Jusqu'au moment où le cerveau disjoncte et où le corps s'éteint. "C'est presque logique d'en arriver au burn out. On se sent utile, mais on en fait trop, on se tue à la tâche. Vivre des périodes de rush, quand à côté on peut avoir du mal à boucler ses fins de mois, c'est très dur à encaisser mentalement", analyse Mélissa Pangny. Une situation qui enferme ces jeunes dans un "halo de chômage" qui "regroupe les personnes inactives au sens du BIT (ni en emploi, ni au chômage), mais proches du marché du travail", souligne l'INSEE.

Il faut faire ses preuves, que notre nom revienne assez dans les têtes pour qu'on nous propose un poste pérenne ensuite. 

Plus qu'une psyché heurtée, c'est aussi toute une confiance en soi au travail qui est remise en question. Gwendoline admet ne pas se sentir légitime quand vient l'heure de négocier un salaire : "Dans les cours théoriques, on ne nous apprend pas à négocier parce qu’on part du principe qu’on sera mal payés de toute façon. Je ne sais pas encore le faire aujourd’hui, je vais avoir peur de paraître prétentieuse, irréaliste".  
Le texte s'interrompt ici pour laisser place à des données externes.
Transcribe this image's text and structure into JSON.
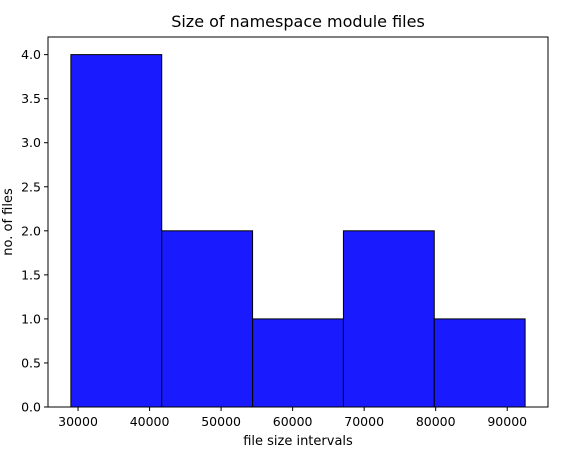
{
  "chart_data": {
    "type": "bar",
    "title": "Size of namespace module files",
    "xlabel": "file size intervals",
    "ylabel": "no. of files",
    "bin_edges": [
      29000,
      41700,
      54400,
      67100,
      79800,
      92500
    ],
    "values": [
      4,
      2,
      1,
      2,
      1
    ],
    "xlim": [
      25800,
      95700
    ],
    "ylim": [
      0,
      4.2
    ],
    "xticks": [
      30000,
      40000,
      50000,
      60000,
      70000,
      80000,
      90000
    ],
    "xtick_labels": [
      "30000",
      "40000",
      "50000",
      "60000",
      "70000",
      "80000",
      "90000"
    ],
    "yticks": [
      0,
      0.5,
      1,
      1.5,
      2,
      2.5,
      3,
      3.5,
      4
    ],
    "ytick_labels": [
      "0.0",
      "0.5",
      "1.0",
      "1.5",
      "2.0",
      "2.5",
      "3.0",
      "3.5",
      "4.0"
    ],
    "grid": false,
    "bar_color": "#1a1aff",
    "edge_color": "#000000"
  }
}
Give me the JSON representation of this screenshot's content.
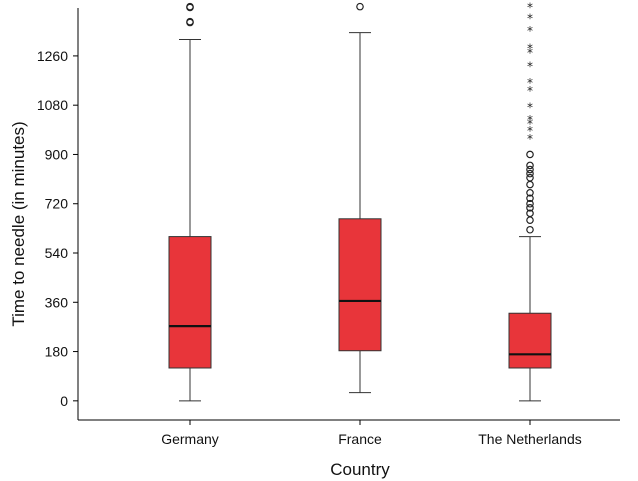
{
  "chart_data": {
    "type": "boxplot",
    "xlabel": "Country",
    "ylabel": "Time to needle (in minutes)",
    "ylim": [
      -70,
      1435
    ],
    "yticks": [
      0,
      180,
      360,
      540,
      720,
      900,
      1080,
      1260
    ],
    "categories": [
      "Germany",
      "France",
      "The Netherlands"
    ],
    "box_color": "#e8353a",
    "series": [
      {
        "category": "Germany",
        "whisker_low": 0,
        "q1": 120,
        "median": 273,
        "q3": 600,
        "whisker_high": 1320,
        "outliers": [
          {
            "value": 1440,
            "marker": "circle"
          },
          {
            "value": 1437,
            "marker": "circle"
          },
          {
            "value": 1385,
            "marker": "circle"
          },
          {
            "value": 1382,
            "marker": "circle"
          }
        ]
      },
      {
        "category": "France",
        "whisker_low": 30,
        "q1": 183,
        "median": 365,
        "q3": 665,
        "whisker_high": 1345,
        "outliers": [
          {
            "value": 1440,
            "marker": "circle"
          }
        ]
      },
      {
        "category": "The Netherlands",
        "whisker_low": 0,
        "q1": 120,
        "median": 170,
        "q3": 320,
        "whisker_high": 600,
        "outliers": [
          {
            "value": 625,
            "marker": "circle"
          },
          {
            "value": 660,
            "marker": "circle"
          },
          {
            "value": 685,
            "marker": "circle"
          },
          {
            "value": 705,
            "marker": "circle"
          },
          {
            "value": 720,
            "marker": "circle"
          },
          {
            "value": 740,
            "marker": "circle"
          },
          {
            "value": 760,
            "marker": "circle"
          },
          {
            "value": 790,
            "marker": "circle"
          },
          {
            "value": 815,
            "marker": "circle"
          },
          {
            "value": 830,
            "marker": "circle"
          },
          {
            "value": 845,
            "marker": "circle"
          },
          {
            "value": 860,
            "marker": "circle"
          },
          {
            "value": 900,
            "marker": "circle"
          },
          {
            "value": 960,
            "marker": "star"
          },
          {
            "value": 990,
            "marker": "star"
          },
          {
            "value": 1015,
            "marker": "star"
          },
          {
            "value": 1030,
            "marker": "star"
          },
          {
            "value": 1075,
            "marker": "star"
          },
          {
            "value": 1135,
            "marker": "star"
          },
          {
            "value": 1165,
            "marker": "star"
          },
          {
            "value": 1225,
            "marker": "star"
          },
          {
            "value": 1275,
            "marker": "star"
          },
          {
            "value": 1290,
            "marker": "star"
          },
          {
            "value": 1355,
            "marker": "star"
          },
          {
            "value": 1400,
            "marker": "star"
          },
          {
            "value": 1440,
            "marker": "star"
          }
        ]
      }
    ]
  }
}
Aujourd'hui, elle travaille pour une émission très connue, produite par un groupe des plus influents. Pourtant, "j'accepte le tarif : c'est 70 euros la journée et les heures supplémentaires ne sont pas comptées. Mais je sais aussi que c'est une chance de travailler pour un nom pareil et que ça fait bien sur le CV".

Travail de l'espoir : comment apprendre à dire stop ? 

"Je peux comprendre en début de carrière, parce qu’on a besoin de se créer un book, de se faire la main. Mais il faut se mettre des limites, sinon ça ne s'arrêtera jamais et on se dévaluera toujours", réagit la psychologue du travail. 

D'après elle, il convient déjà de ne pas partir du principe - souvent répété dans les écoles - que notre travail est important, mais qu'il ne sera jamais rémunéré à sa juste valeur. Puis, sur le plan pratique, elle conseille de se faire "un plan de bataille". 

"On peut se dire que cette année, on va accepter X missions pas chères, mais toujours en se demandant ce qu'on va y gagner. Les gens n’arrêteront jamais de vouloir faire travailler les autres gratuitement, donc il faut compter sur soi-même", appuie-t-elle. 

Enfin, elle rappelle qu'il ne faut pas avoir peur de donner son prix. "On écoute un peu trop les autres. C’est très lié au tabou du salaire en France. Cette opacité entretient le manque de confiance des jeunes et les obligent à se dévaloriser. Et à la longue, cela peut créer une épidémie de burn out, qu'il faut impérativement conscientiser", alerte la spécialiste.